Las criadas la encontraron tendida, agonizando en el umbral de la puerta. Helena sufría el martirio. El médico militar que habían llamado para atenderla se vio sobrepasado por la gravedad de su mal. Accedió a la voluntad de Helena, que reclamaba a Mijkayeva. La sanadora usó todo su poder y las mejores recetas de su farmacopea, pero enseguida entendió lo grave que era su enfermedad y que no podía curarla. Helena había perdido el conocimiento y ninguna pócima podía hacerle recuperar la conciencia.
– Está en coma -constató el médico.
– Dios la mantiene con vida -le corrigió Mijkayeva.
– Deberíamos llamar al pope -dijo una criada.
– No es propio de ella arrepentirse de sus pecados.
Se volvieron hacia la segunda criada, que acababa de hablar y apretaba su rosario hasta romper las cuentas.
– Rezo por ella -susurró-. Ya oye el bora… ¡Escúchelo! ¡Es el aliento del diablo!
– ¡Cállate! -respondió el médico antes de dirigirse a la sanadora-. ¿Qué piensas? No puedo hacer nada por ella.
– La fiebre acabará con su vida. Puedo mantenerla viva tres o cuatro días. No más.
– ¿Cómo piensas conseguirlo? -preguntó él.
– Tengo una droga que ralentizará su corazón y el avance del veneno en su sangre.

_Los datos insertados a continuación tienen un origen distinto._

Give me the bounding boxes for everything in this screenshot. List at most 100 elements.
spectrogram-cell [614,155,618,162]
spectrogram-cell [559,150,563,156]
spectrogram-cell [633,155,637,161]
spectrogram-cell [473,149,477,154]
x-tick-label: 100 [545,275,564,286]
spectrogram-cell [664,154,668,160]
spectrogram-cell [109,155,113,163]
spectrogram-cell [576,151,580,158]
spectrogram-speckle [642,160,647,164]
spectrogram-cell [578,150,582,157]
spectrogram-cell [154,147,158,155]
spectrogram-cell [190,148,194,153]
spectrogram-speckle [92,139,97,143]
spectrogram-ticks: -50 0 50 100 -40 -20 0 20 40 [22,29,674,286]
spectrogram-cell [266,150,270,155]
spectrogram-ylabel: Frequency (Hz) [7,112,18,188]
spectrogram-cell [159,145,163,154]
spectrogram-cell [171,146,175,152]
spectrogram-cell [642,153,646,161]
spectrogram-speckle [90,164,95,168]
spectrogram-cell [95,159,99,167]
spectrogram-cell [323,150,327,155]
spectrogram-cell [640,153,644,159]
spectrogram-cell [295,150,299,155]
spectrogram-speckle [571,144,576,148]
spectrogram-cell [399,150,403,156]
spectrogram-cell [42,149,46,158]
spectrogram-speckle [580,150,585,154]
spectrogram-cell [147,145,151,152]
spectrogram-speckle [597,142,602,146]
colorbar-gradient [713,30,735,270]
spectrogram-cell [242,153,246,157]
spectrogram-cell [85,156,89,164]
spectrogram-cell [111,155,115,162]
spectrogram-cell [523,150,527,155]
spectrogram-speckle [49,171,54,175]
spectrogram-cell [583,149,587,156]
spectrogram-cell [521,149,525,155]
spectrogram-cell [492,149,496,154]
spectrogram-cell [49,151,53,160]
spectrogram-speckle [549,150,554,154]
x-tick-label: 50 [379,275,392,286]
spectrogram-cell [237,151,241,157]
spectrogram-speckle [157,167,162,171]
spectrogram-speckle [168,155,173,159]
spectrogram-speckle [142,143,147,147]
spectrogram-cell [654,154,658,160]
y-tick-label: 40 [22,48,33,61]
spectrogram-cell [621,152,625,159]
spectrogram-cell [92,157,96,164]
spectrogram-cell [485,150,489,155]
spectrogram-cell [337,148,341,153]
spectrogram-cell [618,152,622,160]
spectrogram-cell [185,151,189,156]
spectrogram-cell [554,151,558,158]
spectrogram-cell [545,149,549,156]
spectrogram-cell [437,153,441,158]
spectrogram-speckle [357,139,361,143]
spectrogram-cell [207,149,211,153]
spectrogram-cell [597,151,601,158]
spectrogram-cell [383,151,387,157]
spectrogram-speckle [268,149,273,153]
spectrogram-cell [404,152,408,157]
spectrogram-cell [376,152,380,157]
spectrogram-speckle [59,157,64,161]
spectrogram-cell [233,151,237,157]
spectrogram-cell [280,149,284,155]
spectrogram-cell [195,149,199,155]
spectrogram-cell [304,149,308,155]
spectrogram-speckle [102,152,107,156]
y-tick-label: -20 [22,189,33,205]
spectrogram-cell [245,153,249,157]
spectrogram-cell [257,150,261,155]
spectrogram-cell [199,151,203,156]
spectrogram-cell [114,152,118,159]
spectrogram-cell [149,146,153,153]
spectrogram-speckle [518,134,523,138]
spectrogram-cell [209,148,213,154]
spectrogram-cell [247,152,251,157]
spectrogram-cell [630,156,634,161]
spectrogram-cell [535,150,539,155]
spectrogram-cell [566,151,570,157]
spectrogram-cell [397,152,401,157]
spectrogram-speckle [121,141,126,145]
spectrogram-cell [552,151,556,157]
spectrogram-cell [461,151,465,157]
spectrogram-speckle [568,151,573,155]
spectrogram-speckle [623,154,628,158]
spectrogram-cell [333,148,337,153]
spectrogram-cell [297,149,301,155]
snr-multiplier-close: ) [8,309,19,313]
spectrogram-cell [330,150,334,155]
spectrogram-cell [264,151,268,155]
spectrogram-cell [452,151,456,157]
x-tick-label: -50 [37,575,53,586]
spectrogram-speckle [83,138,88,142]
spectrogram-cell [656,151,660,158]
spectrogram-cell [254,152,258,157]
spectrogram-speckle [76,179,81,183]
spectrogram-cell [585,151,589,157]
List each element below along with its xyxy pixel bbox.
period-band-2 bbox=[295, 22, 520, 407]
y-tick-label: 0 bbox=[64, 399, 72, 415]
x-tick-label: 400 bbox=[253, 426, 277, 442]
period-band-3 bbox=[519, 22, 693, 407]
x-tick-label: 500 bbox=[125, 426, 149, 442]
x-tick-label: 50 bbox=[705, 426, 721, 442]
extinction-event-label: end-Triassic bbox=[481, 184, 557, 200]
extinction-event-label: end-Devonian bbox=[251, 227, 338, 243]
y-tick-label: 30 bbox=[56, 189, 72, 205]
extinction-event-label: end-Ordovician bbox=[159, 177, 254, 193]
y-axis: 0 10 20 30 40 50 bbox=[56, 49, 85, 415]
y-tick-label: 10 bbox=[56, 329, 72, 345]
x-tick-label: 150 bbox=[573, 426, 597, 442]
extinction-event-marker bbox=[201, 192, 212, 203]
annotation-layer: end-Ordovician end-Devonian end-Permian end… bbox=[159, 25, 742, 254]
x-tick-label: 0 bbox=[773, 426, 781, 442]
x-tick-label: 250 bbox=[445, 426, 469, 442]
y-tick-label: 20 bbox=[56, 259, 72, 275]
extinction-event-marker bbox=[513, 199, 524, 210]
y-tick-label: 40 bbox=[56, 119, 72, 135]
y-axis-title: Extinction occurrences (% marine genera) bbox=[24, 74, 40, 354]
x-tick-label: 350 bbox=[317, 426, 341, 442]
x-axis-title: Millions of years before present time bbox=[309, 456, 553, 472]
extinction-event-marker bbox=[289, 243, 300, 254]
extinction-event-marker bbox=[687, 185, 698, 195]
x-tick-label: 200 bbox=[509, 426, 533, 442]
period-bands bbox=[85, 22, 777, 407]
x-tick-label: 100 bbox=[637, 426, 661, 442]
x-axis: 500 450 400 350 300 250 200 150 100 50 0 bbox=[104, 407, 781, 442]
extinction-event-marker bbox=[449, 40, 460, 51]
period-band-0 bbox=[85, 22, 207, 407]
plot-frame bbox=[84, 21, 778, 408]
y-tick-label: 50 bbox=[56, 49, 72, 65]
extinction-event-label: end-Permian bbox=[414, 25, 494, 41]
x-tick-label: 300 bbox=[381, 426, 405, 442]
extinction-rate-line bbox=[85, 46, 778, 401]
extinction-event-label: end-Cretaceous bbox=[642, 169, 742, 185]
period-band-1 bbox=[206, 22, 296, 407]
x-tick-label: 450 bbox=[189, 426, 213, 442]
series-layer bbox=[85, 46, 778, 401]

– ¿Y después? -insistió el médico.
– Hay que enviarla a Tiflis.
– ¡A Tiflis! ¡No lo conseguirá jamás!
– La carta final de su destino se juega en Tiflis. Tiene que creerme, capitán. Allí, la muerte puede perder la partida.
– ¿En qué te basas para decir una cosa semejante?
– ¡En mis visiones!
– ¡En tus visiones! ¡Soy un hombre realista! ¡No quiero ser el hazmerreír de la guarnición!
– Si no lo hace, será el responsable de su muerte. No tiene otra opción. Dé las órdenes necesarias para que se la lleven. Voy a preparar su medicina.
En diligencia, no habría aguantado ni un día. El médico se había decidido a enviarla hasta Koutais por el río. Desde allí, Tiflis quedaba a menos de dos horas.